In both the NTC Parent case and the Nycomed/Takeda case, the High Court examines whether the interposition of the holding companies was in fact indifferent to all business reasons safe for tax reasons, and in doing so, the court assesses what difference the interposition made. In the Nycomed/Takeda case, the taxpayer had originally argued that certain transfers were commercially justified because they were intended to provide a more efficient group structure. Against this, the Ministry of Taxation had argued that in fact, the transfers did the exact opposite, as they led to additional bureaucracy, as the transfers necessitated the conclusion of two continuous agreements between the companies. The importance of the transferred group function was negligible and therefore it was considered as “window dressing”, rendering the interposed holding company an indifferent intermediary.
From a practical point of view, it is interesting to note that in relation to the assessment of the interposed Swedish holding companies as beneficial owners of the interest in the Nycomed/Takeda structure, the court emphasizes that it is insignificant that the redistributions were not effectively carried out before the sale of Nycomed in 2011. Here, the court downplays the correlation in time of the actual redistribution and instead focuses on the fact that the tax implications occurred already in relation to the accrual/bookkeeping in 2007, 2008, and 2009, respectively.
Furthermore, the court highlights another argument put forward by the Ministry of Taxation in the Nycomed/Takeda case in relation to the insignificant income earned by the interposed entities. In this regard, the Ministry had previously argued that none of the holding companies incorporated during the restructuring were expected to generate any future business activity other than the holding activity and therefore they were not expected to generate any future income. Essentially, the heavy loan structures established, therefore, require the interposed entities to receive group contributions to fulfill their debt obligations. The court reaffirms this in stating that the interposed entities are so highly leveraged that it creates a co-dependent relation to the parent company that they are not likely to be able to freely determine the use of the interest received.
Ultimately, it is interesting that even though the court finds that the Luxembourg entity is the beneficial owner, and therefore the interest remains within the European Union, no tax exemption is granted because of the way the court interprets the Denmark-Luxembourg double tax treaty.
An interesting aspect of the NTC Parent case is the emphasis the High Court places on the strict requirements for the taxpayer’s evidence to substantiate that the purpose of the arrangement was not to abuse the Interest and Royalties Directive or the Denmark-Luxembourg double tax treaty after all. It is noted that no documentation is found that substantiates what has happened to the financial flow after it ended up in the private equity funds, and therefore it has not been substantiated that the underlying investors in the five private equity funds must be regarded as the beneficial owners of the interest.
This aspect about the documentation of the financial flows contrasts with the High Court ruling in the NetApp dividend case from May 2021, in which the court found that the taxpayer had substantiated that part of the dividend flows did in fact end up in the US global ultimate parent company.
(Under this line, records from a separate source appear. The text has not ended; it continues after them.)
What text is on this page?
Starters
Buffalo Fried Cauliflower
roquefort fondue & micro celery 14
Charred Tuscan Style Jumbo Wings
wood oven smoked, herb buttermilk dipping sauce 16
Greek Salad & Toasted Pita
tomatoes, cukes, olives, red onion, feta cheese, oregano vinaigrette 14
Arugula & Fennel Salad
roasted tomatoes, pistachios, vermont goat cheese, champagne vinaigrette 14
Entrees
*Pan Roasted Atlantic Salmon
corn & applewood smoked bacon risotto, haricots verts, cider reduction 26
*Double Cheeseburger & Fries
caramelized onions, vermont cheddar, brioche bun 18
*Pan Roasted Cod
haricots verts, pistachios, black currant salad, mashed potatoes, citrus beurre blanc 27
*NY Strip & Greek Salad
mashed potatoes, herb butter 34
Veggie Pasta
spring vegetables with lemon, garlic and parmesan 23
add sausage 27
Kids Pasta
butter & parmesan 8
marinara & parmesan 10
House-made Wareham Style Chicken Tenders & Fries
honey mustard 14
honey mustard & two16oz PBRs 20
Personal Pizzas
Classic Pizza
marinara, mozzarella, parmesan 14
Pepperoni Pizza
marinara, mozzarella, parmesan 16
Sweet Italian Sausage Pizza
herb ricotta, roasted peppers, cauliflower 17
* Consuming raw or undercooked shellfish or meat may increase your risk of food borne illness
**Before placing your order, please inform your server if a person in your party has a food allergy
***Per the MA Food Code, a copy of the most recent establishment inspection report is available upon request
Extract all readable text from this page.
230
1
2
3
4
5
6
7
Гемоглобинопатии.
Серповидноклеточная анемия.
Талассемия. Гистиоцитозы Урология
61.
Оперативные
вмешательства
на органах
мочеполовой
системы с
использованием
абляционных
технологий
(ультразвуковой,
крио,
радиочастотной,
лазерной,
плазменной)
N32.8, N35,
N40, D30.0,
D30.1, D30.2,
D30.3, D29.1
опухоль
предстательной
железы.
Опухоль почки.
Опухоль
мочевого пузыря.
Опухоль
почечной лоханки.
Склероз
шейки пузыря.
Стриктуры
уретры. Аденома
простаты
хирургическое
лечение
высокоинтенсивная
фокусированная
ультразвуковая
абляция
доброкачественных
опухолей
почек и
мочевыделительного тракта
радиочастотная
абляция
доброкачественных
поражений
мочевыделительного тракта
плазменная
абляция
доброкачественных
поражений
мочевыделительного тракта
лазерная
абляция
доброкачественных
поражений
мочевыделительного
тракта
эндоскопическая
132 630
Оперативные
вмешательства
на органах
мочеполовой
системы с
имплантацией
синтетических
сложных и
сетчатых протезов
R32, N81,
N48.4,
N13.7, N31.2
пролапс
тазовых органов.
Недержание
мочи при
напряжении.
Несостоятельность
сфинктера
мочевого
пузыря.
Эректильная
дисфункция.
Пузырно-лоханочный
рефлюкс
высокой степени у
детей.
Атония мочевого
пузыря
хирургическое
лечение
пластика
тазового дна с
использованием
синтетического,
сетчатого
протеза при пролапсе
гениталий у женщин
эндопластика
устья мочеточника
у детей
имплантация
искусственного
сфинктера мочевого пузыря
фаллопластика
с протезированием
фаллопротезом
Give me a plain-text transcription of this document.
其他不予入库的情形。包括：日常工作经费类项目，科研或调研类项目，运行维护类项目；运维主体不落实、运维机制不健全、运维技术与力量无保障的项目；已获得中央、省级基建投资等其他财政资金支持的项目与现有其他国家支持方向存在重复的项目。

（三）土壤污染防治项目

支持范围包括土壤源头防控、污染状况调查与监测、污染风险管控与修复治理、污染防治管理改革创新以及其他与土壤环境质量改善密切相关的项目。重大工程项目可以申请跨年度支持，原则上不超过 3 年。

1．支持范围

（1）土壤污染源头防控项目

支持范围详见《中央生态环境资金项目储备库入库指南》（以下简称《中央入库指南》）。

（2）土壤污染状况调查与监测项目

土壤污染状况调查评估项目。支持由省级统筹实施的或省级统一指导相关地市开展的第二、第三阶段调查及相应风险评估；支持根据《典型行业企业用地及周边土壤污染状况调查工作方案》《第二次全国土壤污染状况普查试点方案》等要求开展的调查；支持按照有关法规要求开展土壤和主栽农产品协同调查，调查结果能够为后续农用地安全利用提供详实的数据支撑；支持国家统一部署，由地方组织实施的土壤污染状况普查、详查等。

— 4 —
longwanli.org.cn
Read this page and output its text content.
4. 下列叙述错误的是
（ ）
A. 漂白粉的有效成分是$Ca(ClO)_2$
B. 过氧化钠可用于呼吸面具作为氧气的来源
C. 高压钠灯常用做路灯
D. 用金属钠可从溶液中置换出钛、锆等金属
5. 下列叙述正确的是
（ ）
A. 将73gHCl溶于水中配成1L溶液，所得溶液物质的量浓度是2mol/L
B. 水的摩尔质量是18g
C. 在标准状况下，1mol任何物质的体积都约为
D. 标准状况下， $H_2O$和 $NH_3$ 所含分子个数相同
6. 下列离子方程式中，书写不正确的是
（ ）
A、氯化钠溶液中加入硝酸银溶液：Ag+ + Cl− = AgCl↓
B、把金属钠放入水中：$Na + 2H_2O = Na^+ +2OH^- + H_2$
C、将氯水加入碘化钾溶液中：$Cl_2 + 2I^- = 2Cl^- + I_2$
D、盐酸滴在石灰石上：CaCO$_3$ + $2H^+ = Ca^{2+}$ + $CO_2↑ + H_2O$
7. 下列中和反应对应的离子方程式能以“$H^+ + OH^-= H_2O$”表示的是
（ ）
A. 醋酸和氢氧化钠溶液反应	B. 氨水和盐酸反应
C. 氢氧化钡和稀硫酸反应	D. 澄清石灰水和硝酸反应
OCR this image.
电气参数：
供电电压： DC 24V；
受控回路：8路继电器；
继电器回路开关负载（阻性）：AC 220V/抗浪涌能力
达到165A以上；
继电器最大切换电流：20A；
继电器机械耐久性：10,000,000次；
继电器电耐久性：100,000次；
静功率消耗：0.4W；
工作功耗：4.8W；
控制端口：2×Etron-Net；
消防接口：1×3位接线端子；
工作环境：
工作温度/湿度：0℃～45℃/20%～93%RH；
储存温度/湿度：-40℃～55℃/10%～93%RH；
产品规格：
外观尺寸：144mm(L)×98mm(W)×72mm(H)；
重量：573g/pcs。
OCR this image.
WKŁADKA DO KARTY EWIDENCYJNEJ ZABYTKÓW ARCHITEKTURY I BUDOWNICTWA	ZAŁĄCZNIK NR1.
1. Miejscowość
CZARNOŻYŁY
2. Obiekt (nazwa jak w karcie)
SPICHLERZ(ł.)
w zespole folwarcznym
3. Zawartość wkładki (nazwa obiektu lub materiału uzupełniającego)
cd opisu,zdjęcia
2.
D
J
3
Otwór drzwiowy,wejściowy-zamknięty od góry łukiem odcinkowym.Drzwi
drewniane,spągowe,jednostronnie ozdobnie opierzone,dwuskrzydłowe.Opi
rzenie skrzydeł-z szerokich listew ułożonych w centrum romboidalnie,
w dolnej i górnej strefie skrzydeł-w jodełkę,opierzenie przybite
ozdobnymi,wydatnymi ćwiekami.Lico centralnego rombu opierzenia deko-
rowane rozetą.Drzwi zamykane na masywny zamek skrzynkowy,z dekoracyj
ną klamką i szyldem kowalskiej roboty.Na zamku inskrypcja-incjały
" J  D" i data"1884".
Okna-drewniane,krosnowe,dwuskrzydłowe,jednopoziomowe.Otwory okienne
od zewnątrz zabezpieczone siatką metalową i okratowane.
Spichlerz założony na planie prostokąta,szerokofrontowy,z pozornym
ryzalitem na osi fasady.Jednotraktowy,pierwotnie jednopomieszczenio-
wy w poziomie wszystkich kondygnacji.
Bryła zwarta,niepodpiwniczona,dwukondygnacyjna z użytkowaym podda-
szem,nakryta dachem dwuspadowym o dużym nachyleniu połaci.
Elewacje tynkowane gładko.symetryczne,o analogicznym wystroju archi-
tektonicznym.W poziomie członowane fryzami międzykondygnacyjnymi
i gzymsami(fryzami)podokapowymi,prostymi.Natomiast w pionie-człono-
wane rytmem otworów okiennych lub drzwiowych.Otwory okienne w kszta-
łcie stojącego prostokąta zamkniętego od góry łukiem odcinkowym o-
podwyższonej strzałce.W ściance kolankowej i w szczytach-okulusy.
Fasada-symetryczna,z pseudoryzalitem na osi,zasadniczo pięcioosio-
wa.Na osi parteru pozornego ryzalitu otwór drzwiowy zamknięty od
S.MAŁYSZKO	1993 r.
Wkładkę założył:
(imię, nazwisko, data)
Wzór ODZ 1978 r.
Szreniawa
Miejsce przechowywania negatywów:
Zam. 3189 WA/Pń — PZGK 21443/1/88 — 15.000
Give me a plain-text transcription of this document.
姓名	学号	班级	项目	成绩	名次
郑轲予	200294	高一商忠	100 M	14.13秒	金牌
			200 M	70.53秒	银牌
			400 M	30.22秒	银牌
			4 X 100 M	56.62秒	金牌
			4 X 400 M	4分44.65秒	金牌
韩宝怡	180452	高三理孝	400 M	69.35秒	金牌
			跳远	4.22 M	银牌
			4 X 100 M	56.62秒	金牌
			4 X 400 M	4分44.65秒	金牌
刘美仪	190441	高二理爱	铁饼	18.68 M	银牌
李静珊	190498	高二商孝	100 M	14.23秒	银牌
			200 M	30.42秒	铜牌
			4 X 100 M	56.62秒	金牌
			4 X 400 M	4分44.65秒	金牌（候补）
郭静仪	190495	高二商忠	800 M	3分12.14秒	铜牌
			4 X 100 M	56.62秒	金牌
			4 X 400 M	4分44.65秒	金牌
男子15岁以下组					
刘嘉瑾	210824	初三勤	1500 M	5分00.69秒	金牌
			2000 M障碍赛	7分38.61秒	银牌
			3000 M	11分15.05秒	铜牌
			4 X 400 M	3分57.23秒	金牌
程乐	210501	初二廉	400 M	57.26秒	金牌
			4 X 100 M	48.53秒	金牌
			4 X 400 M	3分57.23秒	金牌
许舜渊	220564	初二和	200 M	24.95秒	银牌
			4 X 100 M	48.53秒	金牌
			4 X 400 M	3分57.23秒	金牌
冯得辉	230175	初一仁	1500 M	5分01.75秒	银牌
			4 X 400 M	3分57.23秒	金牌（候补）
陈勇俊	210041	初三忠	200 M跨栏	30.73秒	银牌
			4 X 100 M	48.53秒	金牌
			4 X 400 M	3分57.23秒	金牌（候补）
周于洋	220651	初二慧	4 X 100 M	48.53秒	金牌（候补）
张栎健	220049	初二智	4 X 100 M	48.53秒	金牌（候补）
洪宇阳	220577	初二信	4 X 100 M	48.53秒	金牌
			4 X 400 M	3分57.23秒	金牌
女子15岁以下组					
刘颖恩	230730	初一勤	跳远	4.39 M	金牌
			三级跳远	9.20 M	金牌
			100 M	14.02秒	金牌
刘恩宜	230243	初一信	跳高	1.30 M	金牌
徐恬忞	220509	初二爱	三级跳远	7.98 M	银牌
Perhaps the main difference, in that case, was the fact that the dividend could have been distributed directly to this US ultimate parent company without any withholding tax due to the Denmark-US double tax treaty. In other words, it was not merely a question about the documentation being sufficient, but also a question about the objective element of the abuse analysis not being fulfilled as, objectively speaking, another tax-exempt distribution route could have been chosen, and, therefore, there was no advantage.